While there are echoes of early Dylan in the Old Crow repertoire, the only real vestige of Nirvana rests in the energy and attitude the band bring to the table, particularly when they're playing live, which they'll do Friday in Salem and Sunday in Charlottesville. "We may not sound like Nirvana," Fuqua readily admits, "but the drive is in there."
Fuqua and Secor's formal introduction to the musical styles they'd go on to pursue with Old Crow came by way of West Virginia's Augusta Heritage Music Center. "He went for old time banjo and I went for blues guitar," Fuqua recounts. "And we both just caught the bug."

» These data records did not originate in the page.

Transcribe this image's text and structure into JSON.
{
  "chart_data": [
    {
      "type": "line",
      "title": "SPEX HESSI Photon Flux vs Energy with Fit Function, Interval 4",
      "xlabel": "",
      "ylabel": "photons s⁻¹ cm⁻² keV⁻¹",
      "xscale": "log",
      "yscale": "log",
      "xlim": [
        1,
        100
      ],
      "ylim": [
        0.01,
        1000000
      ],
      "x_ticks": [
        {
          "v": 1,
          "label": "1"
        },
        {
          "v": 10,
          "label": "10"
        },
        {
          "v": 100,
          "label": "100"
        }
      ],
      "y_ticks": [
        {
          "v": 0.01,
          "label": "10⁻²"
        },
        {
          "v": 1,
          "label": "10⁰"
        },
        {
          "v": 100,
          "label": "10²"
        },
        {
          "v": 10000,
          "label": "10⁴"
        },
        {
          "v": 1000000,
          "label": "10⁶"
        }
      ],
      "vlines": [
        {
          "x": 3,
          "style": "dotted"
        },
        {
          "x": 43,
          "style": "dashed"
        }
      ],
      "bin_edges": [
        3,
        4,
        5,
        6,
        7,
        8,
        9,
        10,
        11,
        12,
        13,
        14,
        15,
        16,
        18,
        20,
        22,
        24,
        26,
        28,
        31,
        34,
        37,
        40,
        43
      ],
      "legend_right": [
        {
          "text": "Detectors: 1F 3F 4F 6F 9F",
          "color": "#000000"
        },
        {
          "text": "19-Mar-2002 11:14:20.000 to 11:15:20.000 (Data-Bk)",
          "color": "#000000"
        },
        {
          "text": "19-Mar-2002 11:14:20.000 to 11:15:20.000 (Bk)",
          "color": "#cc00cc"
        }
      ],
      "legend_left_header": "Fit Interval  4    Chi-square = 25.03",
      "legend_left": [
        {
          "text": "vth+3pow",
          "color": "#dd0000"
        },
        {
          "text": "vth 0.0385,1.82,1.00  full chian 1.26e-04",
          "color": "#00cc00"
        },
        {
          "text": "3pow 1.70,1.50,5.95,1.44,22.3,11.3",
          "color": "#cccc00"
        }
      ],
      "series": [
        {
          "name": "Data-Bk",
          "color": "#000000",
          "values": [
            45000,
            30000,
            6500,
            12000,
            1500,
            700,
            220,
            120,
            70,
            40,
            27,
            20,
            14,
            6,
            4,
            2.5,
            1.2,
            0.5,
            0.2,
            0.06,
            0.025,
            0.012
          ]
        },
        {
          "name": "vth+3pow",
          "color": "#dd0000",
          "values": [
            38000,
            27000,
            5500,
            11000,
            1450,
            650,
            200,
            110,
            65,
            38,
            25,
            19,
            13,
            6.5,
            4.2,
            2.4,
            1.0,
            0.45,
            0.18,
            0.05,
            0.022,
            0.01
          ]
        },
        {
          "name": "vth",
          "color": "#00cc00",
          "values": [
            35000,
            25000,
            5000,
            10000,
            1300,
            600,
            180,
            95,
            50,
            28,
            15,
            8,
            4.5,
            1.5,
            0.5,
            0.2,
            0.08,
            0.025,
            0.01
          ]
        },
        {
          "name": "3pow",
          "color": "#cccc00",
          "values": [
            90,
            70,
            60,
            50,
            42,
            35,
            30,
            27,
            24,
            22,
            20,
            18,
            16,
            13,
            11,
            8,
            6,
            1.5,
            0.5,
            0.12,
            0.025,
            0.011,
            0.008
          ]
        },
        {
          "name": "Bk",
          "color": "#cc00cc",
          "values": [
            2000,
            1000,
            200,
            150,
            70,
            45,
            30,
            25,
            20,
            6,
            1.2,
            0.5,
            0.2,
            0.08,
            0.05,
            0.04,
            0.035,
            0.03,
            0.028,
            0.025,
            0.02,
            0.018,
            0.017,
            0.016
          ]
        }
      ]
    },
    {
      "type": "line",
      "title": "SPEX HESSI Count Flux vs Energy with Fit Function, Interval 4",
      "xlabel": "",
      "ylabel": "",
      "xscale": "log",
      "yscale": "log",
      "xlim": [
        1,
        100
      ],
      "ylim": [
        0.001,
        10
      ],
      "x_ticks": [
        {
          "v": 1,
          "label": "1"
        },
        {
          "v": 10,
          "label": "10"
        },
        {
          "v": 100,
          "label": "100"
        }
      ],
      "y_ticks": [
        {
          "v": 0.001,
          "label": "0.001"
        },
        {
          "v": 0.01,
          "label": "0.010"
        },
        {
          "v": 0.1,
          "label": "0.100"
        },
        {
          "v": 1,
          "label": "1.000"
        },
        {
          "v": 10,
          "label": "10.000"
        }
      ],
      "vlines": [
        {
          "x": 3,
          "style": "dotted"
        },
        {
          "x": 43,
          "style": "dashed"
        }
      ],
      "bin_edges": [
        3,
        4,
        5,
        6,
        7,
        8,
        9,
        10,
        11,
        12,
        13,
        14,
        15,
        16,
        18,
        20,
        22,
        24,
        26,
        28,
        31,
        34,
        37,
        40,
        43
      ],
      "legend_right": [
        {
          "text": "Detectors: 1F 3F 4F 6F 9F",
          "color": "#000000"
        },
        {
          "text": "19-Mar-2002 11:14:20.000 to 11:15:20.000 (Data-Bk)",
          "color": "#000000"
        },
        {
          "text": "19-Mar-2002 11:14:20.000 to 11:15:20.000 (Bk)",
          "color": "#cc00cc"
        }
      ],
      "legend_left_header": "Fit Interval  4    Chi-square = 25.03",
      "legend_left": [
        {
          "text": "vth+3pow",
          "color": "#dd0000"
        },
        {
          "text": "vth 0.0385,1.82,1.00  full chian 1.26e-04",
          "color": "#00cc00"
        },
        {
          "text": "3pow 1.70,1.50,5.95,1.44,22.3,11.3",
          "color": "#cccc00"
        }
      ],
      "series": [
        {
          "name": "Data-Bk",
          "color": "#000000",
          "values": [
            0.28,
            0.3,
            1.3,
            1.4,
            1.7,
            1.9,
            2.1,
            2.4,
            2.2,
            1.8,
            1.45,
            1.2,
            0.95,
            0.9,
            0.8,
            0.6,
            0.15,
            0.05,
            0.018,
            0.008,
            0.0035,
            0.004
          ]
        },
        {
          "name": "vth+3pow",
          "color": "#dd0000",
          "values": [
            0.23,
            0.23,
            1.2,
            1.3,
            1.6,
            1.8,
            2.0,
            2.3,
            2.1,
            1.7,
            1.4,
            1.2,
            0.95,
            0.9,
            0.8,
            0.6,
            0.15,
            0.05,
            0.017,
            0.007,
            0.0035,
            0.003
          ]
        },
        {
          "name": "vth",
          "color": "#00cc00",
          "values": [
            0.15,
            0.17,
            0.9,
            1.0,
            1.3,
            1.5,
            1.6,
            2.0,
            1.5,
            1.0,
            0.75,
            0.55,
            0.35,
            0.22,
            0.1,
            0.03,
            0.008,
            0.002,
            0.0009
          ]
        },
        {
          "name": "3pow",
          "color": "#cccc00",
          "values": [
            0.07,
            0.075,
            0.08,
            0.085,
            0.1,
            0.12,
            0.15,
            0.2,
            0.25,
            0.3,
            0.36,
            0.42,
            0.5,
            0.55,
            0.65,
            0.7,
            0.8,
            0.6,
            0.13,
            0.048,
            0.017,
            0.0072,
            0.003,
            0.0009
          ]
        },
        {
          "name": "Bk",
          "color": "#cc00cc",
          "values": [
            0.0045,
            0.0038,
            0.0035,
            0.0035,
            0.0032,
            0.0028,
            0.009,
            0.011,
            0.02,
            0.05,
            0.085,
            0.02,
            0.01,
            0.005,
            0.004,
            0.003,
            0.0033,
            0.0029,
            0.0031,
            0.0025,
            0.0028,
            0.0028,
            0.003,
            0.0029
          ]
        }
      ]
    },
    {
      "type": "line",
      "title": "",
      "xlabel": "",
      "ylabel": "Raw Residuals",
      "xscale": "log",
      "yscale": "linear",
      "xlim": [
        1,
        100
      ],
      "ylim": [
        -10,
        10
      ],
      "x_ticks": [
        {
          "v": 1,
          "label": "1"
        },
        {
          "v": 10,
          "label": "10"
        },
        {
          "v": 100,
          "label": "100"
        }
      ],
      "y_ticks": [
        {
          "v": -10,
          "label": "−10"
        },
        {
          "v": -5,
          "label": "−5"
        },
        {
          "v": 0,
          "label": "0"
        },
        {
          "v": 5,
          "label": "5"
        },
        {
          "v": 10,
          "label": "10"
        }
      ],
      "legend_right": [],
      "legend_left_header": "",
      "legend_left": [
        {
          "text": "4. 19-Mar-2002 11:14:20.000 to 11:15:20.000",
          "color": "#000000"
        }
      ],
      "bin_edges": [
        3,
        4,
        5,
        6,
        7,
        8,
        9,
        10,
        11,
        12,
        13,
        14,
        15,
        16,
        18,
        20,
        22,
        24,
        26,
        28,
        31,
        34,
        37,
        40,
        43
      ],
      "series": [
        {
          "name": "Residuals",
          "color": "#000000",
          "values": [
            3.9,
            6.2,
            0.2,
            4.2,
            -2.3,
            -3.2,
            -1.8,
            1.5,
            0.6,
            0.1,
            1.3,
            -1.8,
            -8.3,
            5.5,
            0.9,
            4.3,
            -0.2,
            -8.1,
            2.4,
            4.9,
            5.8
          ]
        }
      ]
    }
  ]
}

Back in Harrisonburg, the duo hooked up with Robert St. Ours, a fellow Virginian who'd go on to start the like-minded Charlottesville string band, the Hackensaw Boys. And, happily, they found themselves in the midst of a growing scene of musicians who'd unplugged and found inspiration in old American folk idioms. "When the band we had with Robert broke up, we started the Crow and he went on to the Hackensaw Boys. . . There was just a real resurgence of that kind of music in Virginia for young people at the time."
Beyond Virginia's borders, there were broader signs of a renewed interest in old-time music, spurred on by the release of Dylan's "Bootleg Series" recordings, which began with the first three volumes in 1991, and The Anthology of American Folk Music, a six-CD collection of folk music originally released by Harry Smith between 1927 and 1932, compiled on vinyl by Smithsonian Folkways in 1952, and then reissued in 1997 to much acclaim. But the real tipping point came in 2000, with the arrival of the soundtrack to the film O Brother, Where Art Thou?, a compilation of trad country, gospel, and bluegrass that topped the charts with multi-platinum sales, and went on to win several Grammys, including album of the year.
"We were playing that kind of music before O Brother came out, but that was when the industry finally started to notice that there was a big audience for it," Fuqua says. "I don't think it was ever a conscious decision for us to stop listening to rock and roll and play old-time music. And, for me, it really wasn't that big of a jump. I look at us as a link in a chain. You've got the old time fiddlers and the English and Irish ballads, and then the progression to bluegrass and Ralph Stanley and Earl Scruggs, all the way on up to the Grateful Dead and Dylan. It's a progression of artists who keep going back to the sources and making it new in some way, and then newer artists start there and reach back to the some of the same sources to make it new again. We took Nirvana and the other music we grew up with, and reached back to all this great old-time fiddle and folk music, and whatever else we could find, and tried to make it our own. We just played what we loved to play and, in an organic way, it turned into what we do now."
        Just don't ask Fuqua to put any labels on what it is that Old Crow do. "I don't know," he laughs. "My job is to play. I think you have to realize that this stuff was just music back in the day. There was no label for it, especially for the artists. So I don't worry about labels too much. And I really don't know what you'd call Old Crow.” 
        (Old Crow Medicine Show and the Lumineers perform this Friday, August 17, at 8 p.m. at the Salem Civic Center, 1001 Roanoke Blvd., Salem, VA; tickets $35.)
        (Old Crow Medicine Show, the Lumineers, and Pokey LaFarge and the South City Three perform this Sunday, August 19, at 7 p.m. at nTelos Wireless Pavilion, 700 East Main Street, Charlottesville, VA; tickets $38.)